Czas zreaktywować Czytelnię. Co prawda ostatnio czytuję nieco inne rzeczy, ale przecież nie mogłam ominąć pierwszej tury głosowania na RF
![Very Happy :D](./images/smilies/icon_biggrin.gif)
Tak więc mała garść spostrzeżeń dotyczących nominowanych (jeszcze wiem, na co głosuję, czyli nie jest tak źle
![Razz :P](./images/smilies/icon_razz.gif)
).
Potrety Liz - szczerze zastanawiałam się, czy na to w ogóle głosować, ale się przemogłam. Zresztą - dla Midwest Max wszystko. Aczkolwiek przy portrecie Maxa miałam pewne wątpliwości - czy Freefall to jest takie gdzie Max jest pilotem czy znowu mieszam tytuły? Mniejsza z tym, i tak zagłosowałam na Kath7. Teraz Isabel - ha! To chyba jasne, że stanowczo wybrałam serię Karen jako Supporting... I przy Michaelu też. Sama nie wiem, gdzie mi się bardziej podobał, choć w
MBMae za bardzo przypominał chodzący seks... ale potem z tego wyszedł, na szczęście. Tak więc Karen. Alexa zupełnie pominęłam - jakoś nigdy nie pałałam do niego szczególną sympatią i prawdę mówiąc opowiadania z nim/o nim omijam szerokim łukiem. Kyle -
Secrets! Ale chyba nie muszę mówić, że w kategorii Lead Portayal in na UC Fic zdecydowanie wygrywa Max z
MBW - ooochchhhh, uosobienie najwspanialszego i najsłodszego Maxa. What a man... Potret duplikata - no, cóż, zagłosowałam na Zana w "
Drugich Szansach"... Nie to, żeby mi się jakoś specjalnie podobał, ale to jeden z nielicznych fików z Liz i duplikatem od których mnie nie skręca. Supporting Character - Sean u Kath - w końcu to Kath... A
Sins Of The Father były świetne. I teraz najlepszy portret crossoverowy - no chwila, tam jest Brooke!!! To chyba naturalne, że jest dla mnie najlepszym portetem - nie ma to jak OTH
![Very Happy :D](./images/smilies/icon_biggrin.gif)
to raz. Dwa - że fik jest autorstwa Kath, a na nią można głosować na ślepo. A trzy to to, że istotnie Brooke jest tam rewelacyjnie przedstawiona, nie jako pusta cheerleaderka, ale jako bardzo sympatyczna i wesoła dziewczyna.
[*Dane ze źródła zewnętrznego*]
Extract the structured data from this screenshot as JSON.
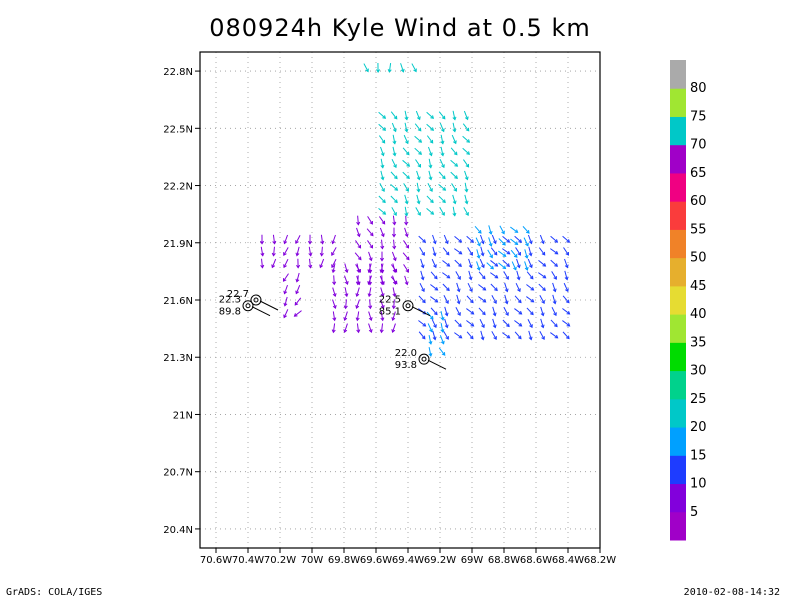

Swoją drogą bardzo chętnie obejrzałabym taką krzyżówkę tych dwóch seriali, Dan Scott jako maszynka do robienia dzieci - przerobić "ma w każdym porcie narzeczoną" na "ma w każdym stanie dziecko". Opowiadanie ma tylko jedną wadę - jest rzadko uaktualniane, a Max jest odrobinę ciapowaty, ale jakoś mi to nie przeszkadza. Poza tym spodobał mi się pomysł Brooke/Kyle Valenti - nie ma co, pasują do siebie. Co prawda pewnie nie zdobędzie nagrody (to coś na "A" pewnie przebije...
![Evil or Very Mad :evil:](./images/smilies/icon_evil.gif)
), ale i tak Brooke jest tam z charakterkiem. Z tego co pamiętam to sam serial został streszczony przez Lizziett jakoś tak, że w Ameryce z zachwytu sikają po nogach nad OTH, ale cóż, nie wszystko może być tak głębokie jak Klan albo Esmeraldy, nie samymi wybitnymi dziełami literackimi człowiek żyje i po zakończeniu Roswell OTH jest przynajmniej znośne... OK, co do reszty nominacji... Dziecko - czemu nie dziwi mnie obecność Michelle?
![Laughing :lol:](./images/smilies/icon_lol.gif)
No i na koniec - znowu Midwest Max. I bardzo dobrze.
No, to teraz czekamy na kolejną turę głosowania... 7b.